After Brexit, while the novel food regulation has been kept under UK law, transitional measures have not, leaving insect producers in a legal mess. Many producers are upset, citing that ‘novel foods’ require “tests and laboratory analysis and tens of thousands of pounds to prove that products that have been on the market for many years are safe ,” as compared to ‘traditional food’. Getting legal authorisation costs between £70,000 and £85,000. There are already 26 edible insect businesses in the UK, from farms to restaurants, product manufacturers and retailers, but most of these are SME’s so legal battles will be a hurdle for them.

Final thoughts

While the legal battle might pose a problem in the UK market, this should be no reason to let this new concept go under the rug.

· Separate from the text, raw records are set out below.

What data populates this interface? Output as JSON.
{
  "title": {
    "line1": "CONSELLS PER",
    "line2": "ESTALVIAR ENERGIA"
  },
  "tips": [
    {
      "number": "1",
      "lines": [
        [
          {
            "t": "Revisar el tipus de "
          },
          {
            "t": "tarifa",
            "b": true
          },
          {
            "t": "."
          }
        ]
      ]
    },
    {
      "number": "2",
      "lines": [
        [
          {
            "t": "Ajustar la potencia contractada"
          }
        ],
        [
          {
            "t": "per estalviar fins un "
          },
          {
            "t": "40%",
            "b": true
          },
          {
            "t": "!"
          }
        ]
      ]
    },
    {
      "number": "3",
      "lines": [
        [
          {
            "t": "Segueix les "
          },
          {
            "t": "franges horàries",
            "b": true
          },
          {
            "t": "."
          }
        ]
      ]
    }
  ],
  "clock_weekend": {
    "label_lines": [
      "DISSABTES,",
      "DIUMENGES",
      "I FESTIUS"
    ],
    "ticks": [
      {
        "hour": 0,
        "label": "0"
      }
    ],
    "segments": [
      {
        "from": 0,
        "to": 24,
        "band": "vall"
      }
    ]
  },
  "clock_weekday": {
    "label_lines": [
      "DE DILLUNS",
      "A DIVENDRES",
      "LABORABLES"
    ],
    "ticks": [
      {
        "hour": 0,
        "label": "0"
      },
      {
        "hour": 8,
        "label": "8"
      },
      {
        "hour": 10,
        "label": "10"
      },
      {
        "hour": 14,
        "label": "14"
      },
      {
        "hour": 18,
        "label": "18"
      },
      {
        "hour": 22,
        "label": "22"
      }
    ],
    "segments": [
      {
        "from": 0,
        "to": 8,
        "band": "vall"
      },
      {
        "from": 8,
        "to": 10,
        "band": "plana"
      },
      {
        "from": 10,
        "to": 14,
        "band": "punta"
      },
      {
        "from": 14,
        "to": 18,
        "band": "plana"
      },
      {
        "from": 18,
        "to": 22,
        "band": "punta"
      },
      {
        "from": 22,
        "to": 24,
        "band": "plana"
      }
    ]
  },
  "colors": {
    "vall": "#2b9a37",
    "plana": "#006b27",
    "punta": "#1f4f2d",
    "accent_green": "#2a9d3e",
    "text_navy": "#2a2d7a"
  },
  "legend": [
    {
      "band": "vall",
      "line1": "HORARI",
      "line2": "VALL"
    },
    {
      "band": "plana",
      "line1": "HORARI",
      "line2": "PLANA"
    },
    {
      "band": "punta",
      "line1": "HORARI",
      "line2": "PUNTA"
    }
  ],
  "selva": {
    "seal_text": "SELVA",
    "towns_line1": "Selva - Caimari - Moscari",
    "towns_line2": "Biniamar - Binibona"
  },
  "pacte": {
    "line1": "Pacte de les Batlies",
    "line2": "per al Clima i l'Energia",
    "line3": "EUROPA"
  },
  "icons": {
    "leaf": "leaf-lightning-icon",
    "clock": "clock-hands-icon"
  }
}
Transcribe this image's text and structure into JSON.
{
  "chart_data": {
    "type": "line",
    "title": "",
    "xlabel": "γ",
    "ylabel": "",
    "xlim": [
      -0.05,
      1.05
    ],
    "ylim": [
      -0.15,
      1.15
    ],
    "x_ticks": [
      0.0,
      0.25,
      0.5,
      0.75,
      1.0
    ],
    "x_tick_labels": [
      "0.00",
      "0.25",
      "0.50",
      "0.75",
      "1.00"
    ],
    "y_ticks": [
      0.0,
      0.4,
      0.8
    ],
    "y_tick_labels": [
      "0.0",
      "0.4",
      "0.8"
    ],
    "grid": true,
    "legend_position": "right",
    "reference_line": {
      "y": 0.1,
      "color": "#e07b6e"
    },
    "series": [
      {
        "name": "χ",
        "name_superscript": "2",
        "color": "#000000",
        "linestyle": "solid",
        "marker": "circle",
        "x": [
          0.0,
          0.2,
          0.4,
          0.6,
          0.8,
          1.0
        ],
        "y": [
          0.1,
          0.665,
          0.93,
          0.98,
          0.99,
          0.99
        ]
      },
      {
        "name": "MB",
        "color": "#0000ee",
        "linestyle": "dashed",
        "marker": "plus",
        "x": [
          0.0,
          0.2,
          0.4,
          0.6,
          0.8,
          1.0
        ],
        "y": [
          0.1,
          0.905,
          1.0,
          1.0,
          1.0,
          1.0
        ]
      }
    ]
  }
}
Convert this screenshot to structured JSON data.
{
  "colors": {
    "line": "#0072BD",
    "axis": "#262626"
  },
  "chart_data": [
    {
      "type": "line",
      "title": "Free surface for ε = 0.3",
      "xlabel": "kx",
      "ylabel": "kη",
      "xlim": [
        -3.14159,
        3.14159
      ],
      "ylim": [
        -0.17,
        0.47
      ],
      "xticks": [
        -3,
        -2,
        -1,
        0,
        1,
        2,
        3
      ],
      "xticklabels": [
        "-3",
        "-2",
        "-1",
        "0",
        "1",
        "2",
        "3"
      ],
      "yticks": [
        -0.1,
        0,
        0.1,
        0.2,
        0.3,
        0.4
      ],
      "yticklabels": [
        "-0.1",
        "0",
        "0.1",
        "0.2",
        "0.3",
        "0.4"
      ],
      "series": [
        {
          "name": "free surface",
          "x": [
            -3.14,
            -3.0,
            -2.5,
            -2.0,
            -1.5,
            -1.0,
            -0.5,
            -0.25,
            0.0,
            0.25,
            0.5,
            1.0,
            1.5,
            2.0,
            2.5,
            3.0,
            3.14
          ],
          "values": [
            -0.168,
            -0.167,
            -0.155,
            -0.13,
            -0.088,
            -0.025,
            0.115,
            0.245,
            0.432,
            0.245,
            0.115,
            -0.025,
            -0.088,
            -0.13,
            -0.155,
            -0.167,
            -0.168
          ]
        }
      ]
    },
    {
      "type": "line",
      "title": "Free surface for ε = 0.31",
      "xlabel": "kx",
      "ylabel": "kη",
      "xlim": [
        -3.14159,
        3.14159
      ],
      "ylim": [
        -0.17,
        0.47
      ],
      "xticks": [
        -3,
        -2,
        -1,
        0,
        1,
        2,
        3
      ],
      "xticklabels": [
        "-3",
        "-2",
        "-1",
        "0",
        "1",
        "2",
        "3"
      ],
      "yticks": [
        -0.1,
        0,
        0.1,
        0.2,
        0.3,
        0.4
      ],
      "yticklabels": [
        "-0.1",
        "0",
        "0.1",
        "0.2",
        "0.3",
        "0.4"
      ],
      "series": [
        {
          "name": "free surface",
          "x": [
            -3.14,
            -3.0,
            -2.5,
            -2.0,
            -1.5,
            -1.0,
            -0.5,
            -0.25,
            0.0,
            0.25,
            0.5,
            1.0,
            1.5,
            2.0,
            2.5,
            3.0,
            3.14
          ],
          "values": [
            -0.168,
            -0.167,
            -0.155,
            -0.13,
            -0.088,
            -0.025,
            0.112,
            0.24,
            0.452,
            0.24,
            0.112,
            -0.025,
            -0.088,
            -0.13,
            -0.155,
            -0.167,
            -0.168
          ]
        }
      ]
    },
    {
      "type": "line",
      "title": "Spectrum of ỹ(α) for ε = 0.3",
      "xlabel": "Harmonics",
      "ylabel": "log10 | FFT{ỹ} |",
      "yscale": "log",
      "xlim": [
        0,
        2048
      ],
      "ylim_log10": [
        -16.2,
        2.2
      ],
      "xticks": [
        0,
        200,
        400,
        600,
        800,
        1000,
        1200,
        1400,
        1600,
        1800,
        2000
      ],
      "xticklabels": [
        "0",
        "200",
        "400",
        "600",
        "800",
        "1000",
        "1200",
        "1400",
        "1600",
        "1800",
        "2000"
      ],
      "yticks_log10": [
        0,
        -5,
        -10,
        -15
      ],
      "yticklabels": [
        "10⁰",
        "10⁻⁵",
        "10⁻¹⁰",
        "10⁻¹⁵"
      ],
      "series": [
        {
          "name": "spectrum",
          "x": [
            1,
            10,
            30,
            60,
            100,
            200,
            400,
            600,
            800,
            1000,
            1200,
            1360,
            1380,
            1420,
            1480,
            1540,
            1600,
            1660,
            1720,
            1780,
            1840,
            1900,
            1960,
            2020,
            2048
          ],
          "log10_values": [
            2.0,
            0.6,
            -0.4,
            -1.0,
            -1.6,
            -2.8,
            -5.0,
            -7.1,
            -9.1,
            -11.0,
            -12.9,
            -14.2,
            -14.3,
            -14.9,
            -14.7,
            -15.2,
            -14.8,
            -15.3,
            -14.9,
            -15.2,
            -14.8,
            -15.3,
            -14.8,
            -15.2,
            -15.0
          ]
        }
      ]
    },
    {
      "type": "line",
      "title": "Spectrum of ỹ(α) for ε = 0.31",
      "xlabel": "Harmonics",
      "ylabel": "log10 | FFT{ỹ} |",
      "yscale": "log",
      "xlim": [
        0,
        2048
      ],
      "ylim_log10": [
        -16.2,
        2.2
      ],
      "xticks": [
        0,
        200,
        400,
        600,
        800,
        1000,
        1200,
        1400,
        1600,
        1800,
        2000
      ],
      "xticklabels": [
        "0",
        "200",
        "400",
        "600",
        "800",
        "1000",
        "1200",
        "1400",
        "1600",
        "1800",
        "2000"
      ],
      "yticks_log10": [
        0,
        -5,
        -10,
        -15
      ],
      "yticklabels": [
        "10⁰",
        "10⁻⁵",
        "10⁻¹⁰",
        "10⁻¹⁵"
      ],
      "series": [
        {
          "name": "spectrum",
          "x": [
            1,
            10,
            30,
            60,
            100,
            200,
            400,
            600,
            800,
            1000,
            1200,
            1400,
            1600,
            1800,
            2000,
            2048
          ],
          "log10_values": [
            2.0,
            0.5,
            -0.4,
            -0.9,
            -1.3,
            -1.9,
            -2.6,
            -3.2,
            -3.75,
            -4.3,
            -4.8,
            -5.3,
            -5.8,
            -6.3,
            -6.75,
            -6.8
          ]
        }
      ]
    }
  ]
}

While I personally will need a lot of time to get used to eating bugs, others won’t, and this market will grow a lot in the UK, Europe, and internationally.

Who knows we may be looking to raise funding for an insect vertical super farm in the future, which would make an interesting addition to our usual farming clients!

With their minimal environmental footprint and excellent nutritional profile, insects are seen as a more sustainable form of protein than conventional meat and fish.